High Identity Protection / Cybersecurity · March 2026

Aura

Aura, an identity protection and digital privacy company, confirmed a data breach exposing approximately 900,000 marketing contacts. The breach is notable given the company’s core business of protecting customers from identity theft and privacy violations.

Records Affected

Approximately 900,000

Sector

Identity Protection / Cybersecurity

Data types exposed

Names Email Addresses Marketing Contact Data
Aura, a company that sells identity theft protection and digital privacy services, confirmed a data breach exposing 900,000 marketing contacts in March 2026.
The exposure of marketing contact data from a company whose entire value proposition centres on protecting customers from data breaches has drawn significant commentary from the security community.
While marketing contact data is less sensitive than the financial or identity data Aura protects for its customers, the incident underscores that no organisation is immune to data security failures, regardless of its industry focus.

What a high-severity breach means

A high-severity breach means sensitive personal or account data was exposed and could be abused for fraud, account takeover, or targeted phishing.
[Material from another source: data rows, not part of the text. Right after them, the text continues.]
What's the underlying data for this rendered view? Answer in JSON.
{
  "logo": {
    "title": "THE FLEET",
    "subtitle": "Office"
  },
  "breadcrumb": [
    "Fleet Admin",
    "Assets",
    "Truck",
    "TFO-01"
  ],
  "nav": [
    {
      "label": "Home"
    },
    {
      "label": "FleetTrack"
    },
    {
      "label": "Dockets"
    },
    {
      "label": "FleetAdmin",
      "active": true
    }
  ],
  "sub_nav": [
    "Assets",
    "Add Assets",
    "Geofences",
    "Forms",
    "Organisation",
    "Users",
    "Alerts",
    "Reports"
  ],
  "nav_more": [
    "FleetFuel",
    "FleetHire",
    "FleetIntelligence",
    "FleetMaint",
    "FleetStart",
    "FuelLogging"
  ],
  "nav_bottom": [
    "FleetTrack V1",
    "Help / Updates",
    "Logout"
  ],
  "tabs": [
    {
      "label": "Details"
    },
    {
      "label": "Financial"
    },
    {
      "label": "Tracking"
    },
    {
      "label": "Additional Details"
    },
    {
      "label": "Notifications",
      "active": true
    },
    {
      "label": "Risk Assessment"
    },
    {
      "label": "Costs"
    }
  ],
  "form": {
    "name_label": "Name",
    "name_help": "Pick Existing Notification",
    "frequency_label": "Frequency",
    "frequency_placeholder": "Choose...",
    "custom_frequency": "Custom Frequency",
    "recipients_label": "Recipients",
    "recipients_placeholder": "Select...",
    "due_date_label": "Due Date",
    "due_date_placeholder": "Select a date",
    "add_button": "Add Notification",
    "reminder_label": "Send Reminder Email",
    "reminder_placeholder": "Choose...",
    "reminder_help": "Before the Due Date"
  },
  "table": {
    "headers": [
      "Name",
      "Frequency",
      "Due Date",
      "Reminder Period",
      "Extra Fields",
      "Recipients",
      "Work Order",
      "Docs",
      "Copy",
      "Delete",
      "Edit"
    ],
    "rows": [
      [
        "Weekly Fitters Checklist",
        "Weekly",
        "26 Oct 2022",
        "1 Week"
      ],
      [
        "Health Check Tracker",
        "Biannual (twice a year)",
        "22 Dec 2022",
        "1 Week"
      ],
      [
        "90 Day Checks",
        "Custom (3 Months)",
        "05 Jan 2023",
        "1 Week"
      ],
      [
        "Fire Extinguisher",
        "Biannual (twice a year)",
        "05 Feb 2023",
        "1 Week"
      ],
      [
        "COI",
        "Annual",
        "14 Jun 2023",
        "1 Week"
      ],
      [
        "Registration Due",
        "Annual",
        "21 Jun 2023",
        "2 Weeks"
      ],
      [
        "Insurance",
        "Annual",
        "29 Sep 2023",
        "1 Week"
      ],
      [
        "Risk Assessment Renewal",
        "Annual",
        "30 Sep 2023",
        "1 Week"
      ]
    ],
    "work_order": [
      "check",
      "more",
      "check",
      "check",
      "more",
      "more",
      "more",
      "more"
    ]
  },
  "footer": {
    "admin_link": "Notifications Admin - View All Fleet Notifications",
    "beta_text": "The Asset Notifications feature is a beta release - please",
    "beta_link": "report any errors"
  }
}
Affected individuals should treat it as time-sensitive.

Data exposed and why it matters

Names

Names alone are low-risk, but combined with other exposed fields they make phishing and impersonation more believable.

Email addresses

Exposed email addresses fuel targeted phishing and credential-stuffing. Be sceptical of unexpected messages referencing this incident and never enter passwords via emailed links.

Marketing Contact Data

This data can be combined with other exposed information to build a fuller profile of you, increasing the risk of targeted scams.

If you may be affected

  • Be extra wary of emails, calls, or texts that reference this incident — attackers use breach news to make phishing more convincing.
  • Use a password manager so every account has a unique, strong password.
  • Keep an eye on official communications from Aura for confirmed guidance and remediation offers.

Frequently asked questions

Was Aura affected by a data breach?

Yes. This high-severity incident affecting Aura (Identity Protection / Cybersecurity sector, March 2026) has been triaged from publicly available information. A high-severity breach means sensitive personal or account data was exposed and could be abused for fraud, account takeover, or targeted phishing. Affected individuals should treat it as time-sensitive.

What data was exposed in the Aura breach?

Based on available reporting, the exposure involved Names, Email Addresses and Marketing Contact Data. Review the "Data types exposed" section above for the full list, and treat any account tied to this data as potentially at risk.

How many people were affected by the Aura breach?

Current reporting indicates Approximately 900,000 were involved. Figures for breaches often change as investigations progress, so check back for updates.

What should I do if I use Aura?

Be extra wary of emails, calls, or texts that reference this incident — attackers use breach news to make phishing more convincing. Use a password manager so every account has a unique, strong password. See the "If you may be affected" checklist above for the full set of recommended steps.

Monitoring exposure like this

ScruteX continuously monitors data breaches, leaked credentials, and dark-web exposure so organisations learn when their people, brand, or supply chain are caught up in an incident like this — often before it is widely reported. Explore how ScruteX tracks digital risk across the open, deep, and dark web.